4/5/17 (Wed), Yasukuni Shrine

The cherry blossoms were in full glorious bloom for Yasukuni Shrine’s annual outdoor Noh series this year, so the setting was magnificent. Gensho, a National Living Treasure, had played the previous night in the wonderful Saigyozakura (西行桜), but I opted for tonight since it was a play I hadn’t seen. My friend was late, so I missed the torch lighting and had to watch the opening dance from the back. Grr.

The Noh piece, Youchi Soga, has an unusual pedigree. The author Miyamasu is a contemporary of the pioneering Zeami, but while the latter went all aristocratic once the shogun took him in, the former continued to write common man’s Noh – not a genre I was even aware of. His plays apparently are nearly all genzai plays featuring living people as opposed to ghosts, with actual plots and lots of characters. A good number are about the Soga brother vendetta that also features so prominently in Kabuki.

Brothers Juro and Goro are as usual invited to a hunting party, where their father’s murderer is also due to attend.
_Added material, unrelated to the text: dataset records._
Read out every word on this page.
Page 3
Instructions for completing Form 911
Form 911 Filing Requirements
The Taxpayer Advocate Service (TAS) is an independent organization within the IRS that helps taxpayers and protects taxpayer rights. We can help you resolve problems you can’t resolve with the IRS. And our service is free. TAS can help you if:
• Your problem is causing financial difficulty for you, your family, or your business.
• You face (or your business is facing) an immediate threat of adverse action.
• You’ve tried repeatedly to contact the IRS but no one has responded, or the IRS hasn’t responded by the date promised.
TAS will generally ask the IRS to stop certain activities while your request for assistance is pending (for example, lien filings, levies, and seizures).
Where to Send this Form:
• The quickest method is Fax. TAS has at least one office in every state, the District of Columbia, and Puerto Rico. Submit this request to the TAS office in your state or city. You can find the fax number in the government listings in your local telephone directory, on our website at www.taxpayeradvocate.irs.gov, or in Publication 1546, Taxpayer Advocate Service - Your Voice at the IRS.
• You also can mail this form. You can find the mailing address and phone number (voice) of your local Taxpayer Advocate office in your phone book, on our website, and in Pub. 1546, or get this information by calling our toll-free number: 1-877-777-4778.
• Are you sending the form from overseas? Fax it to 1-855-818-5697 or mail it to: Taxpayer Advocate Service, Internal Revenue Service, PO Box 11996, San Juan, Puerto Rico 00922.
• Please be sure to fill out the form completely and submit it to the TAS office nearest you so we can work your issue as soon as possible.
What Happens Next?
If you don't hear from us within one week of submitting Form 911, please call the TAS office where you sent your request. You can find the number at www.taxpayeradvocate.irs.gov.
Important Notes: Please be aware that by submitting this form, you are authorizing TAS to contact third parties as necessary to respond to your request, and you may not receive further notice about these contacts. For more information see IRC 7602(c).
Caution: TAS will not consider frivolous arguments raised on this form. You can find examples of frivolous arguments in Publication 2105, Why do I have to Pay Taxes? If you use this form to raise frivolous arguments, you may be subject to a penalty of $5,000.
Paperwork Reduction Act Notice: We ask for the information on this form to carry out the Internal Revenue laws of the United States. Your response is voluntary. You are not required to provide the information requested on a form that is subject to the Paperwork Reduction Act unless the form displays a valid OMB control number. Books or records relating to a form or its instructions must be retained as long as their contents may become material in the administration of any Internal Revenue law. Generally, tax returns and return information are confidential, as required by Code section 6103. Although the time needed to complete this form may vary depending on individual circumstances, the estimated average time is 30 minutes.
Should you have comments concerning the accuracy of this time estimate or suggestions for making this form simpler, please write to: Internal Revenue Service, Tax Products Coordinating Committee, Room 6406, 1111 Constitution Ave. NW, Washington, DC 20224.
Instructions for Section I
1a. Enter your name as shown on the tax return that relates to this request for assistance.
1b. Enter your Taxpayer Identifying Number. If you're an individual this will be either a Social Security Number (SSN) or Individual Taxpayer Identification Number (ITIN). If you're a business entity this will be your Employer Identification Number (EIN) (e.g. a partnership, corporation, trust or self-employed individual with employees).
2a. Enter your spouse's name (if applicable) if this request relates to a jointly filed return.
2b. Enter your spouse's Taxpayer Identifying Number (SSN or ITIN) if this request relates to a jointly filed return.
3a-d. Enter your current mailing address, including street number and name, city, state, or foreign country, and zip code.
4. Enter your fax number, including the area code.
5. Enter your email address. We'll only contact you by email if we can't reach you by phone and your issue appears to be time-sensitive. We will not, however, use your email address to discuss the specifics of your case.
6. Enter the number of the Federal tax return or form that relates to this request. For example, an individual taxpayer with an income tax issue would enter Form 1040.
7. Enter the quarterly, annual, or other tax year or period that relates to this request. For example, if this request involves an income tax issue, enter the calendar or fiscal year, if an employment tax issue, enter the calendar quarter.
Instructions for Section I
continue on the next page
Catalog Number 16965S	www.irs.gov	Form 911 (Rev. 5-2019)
This gives them their long-awaited chance to take their revenge. As is typical of Noh, the assassination itself is not the point – in fact, it’s not even shown. The boys, expecting full well to be killed themselves once they off the murderer, realize that they haven’t told their mother their plans. They give their servants keepsakes and order them to deliver these to the mom. The servants refuse to leave and insist on fulfilling their duty by dying at their masters’ sides, threatening to kill themselves if they are not allowed to serve to the end. (Translation found on Web: Servant 1: “I beg your pardon, sir, but I think Danzaburo and I must now stab each other to death.” Servant 2: “Yes, you are right. Let us stab each other to death.” Very civilized, these servants. It does sound better in Japanese.) The brothers finally convince the servants that their duty is to obey orders, and the servants sadly leave for home.

The brothers exit, and a man comes on briefly to relate how the brothers achieved their goal at the gathering. Four warriors then enter boldly from the hashigakari bridge with swords and move to stage left. Juro returns, escaping from a hostile crowd that has already killed his brother. He is attacked by the warriors, but slashes one and fends off the rest. He gropes about in the dark. One of the warriors disguises himself as a woman (represented by a white cloth that he holds over himself) and attacks the unsuspecting Juro when he wanders by. Juro throws him down in a bit of judo, but is eventually captured by the others and taken with impressive swiftness across the hashigakari and off stage. The final moment is given interestingly to a minor character, the main soldier, who stomps and slowly exits.

There was an unusual amount of action in this piece and no real dancing. I was surprised by the swordfighting and acrobatics toward the end, along with the danmari night-time search that pre-dates the Kabuki version by several centuries. It’s interesting to imagine how Noh might have developed if the shogun hadn’t happened upon Kanami and Zeami, which turned it into an upscale, abstract art. This show was neither. It was especially enjoyable for my friend, who was seeing Noh for the first time. A fascinating piece in context and a perfect choice for a first-timer.